The remedy is to conduct a FMEA or fault tree in addition to GUM to try to brainstorm how large errors could occur and whether mitigations are in place to reduce their likelihood. Unless risk analysis is added to GUM, talking about clinical acceptability is misleading.


AACC 2012

July 19, 2012

I went early to AACC 2012 on a consulting assignment which ended two days before AACC. So the highlight of my trip was a helicopter tour of LA in an R22, a tour of Warner Bros. studios, and a walk on the Santa Monica pier.

At the meeting, I got to hear two plenary lectures, both on genomics. They were very interesting talks (Eric Green and Robert Roberts) and it was humbling to realize how little I know about genomics.

I also attended the Evaluations Protocol Area Committee, although I think it is now called a consensus committee. There were two projects that I had started EP27 (error grids) and the revision to EP21A2 (total error) – I proposed and completed EP21A. As of January, I had been unexpectedly and rather unceremoniously kicked off both projects. There was little discussion about EP27 – it should be available around September 2012 and little changed. It will be interesting to see who the authors will be.
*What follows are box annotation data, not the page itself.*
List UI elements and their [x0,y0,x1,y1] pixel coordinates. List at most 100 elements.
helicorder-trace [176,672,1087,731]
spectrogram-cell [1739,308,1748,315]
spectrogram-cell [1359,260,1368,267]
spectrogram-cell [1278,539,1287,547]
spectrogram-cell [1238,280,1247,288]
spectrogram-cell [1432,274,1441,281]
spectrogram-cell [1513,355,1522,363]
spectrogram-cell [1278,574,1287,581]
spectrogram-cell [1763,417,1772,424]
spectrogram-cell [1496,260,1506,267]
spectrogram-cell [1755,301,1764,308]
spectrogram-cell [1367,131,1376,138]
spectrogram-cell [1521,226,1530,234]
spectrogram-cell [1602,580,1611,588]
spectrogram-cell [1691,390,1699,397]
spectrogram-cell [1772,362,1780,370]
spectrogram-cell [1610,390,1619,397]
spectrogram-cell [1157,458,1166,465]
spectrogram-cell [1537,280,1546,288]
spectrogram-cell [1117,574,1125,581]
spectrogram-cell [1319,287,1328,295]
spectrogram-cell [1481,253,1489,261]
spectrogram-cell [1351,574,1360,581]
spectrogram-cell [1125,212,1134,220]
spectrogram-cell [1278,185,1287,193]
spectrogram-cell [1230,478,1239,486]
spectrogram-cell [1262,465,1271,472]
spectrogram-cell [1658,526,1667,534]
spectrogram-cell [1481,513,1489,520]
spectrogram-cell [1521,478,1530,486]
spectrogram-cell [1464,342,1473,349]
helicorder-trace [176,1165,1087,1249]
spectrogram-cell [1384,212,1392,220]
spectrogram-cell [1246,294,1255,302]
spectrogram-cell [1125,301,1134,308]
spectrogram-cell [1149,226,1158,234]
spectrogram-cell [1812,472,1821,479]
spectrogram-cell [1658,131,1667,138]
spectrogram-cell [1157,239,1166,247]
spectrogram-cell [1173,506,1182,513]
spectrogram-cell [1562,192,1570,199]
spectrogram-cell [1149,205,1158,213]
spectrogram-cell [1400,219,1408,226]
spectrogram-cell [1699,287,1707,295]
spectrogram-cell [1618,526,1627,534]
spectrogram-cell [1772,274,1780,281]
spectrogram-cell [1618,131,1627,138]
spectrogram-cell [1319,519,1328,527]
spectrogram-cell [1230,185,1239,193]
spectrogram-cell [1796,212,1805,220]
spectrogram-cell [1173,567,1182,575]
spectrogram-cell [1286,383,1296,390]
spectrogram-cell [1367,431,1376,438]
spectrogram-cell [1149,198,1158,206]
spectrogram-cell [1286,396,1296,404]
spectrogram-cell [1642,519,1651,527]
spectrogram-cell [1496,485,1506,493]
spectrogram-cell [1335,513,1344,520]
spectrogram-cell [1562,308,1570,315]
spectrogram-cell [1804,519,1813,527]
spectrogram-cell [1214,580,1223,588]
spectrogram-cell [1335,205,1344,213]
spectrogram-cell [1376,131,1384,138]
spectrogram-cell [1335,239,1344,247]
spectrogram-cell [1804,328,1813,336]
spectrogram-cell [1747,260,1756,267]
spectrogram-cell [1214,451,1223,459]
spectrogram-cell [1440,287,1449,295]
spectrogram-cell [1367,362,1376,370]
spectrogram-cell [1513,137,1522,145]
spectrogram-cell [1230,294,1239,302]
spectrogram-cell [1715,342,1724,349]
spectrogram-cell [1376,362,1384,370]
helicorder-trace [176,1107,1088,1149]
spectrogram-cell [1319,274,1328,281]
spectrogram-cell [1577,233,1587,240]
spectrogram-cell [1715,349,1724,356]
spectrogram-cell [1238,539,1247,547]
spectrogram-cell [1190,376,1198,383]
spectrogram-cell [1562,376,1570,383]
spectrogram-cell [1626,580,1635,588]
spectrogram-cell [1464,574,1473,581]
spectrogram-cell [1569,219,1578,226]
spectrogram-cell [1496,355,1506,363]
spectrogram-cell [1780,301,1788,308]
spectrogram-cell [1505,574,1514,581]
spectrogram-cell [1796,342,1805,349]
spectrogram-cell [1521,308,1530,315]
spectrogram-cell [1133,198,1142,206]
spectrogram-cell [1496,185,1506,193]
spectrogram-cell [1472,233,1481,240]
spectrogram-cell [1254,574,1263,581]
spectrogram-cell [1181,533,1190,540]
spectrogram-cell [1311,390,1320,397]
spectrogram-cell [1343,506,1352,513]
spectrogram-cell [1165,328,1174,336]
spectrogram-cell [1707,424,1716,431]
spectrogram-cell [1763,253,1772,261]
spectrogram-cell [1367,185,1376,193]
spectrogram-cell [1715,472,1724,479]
There was more discussion about EP21, including a proposal to drop it completely in favor of a GUM uncertainty analysis, which is a CLSI document (C51). This is about when I had enough and bolted from the meeting. Yet, I did have the comfort in knowing that the financial way projects are valued is something I put in place a while back and probably unknown to this current group. 

I went to a talk about medical error. One thing that is always missing from these talks is a measure of overall patient harm – maybe the subject of a future blog entry.

I also talked with a very nice Spanish lady about her poster. She assayed a sample on each of two analyzers of the same type and compared the results to various total error goals including biological variation, CLIA, and others. The results were often outside of goals, especially biological variation goals which makes one wonder if such goals are meaningful.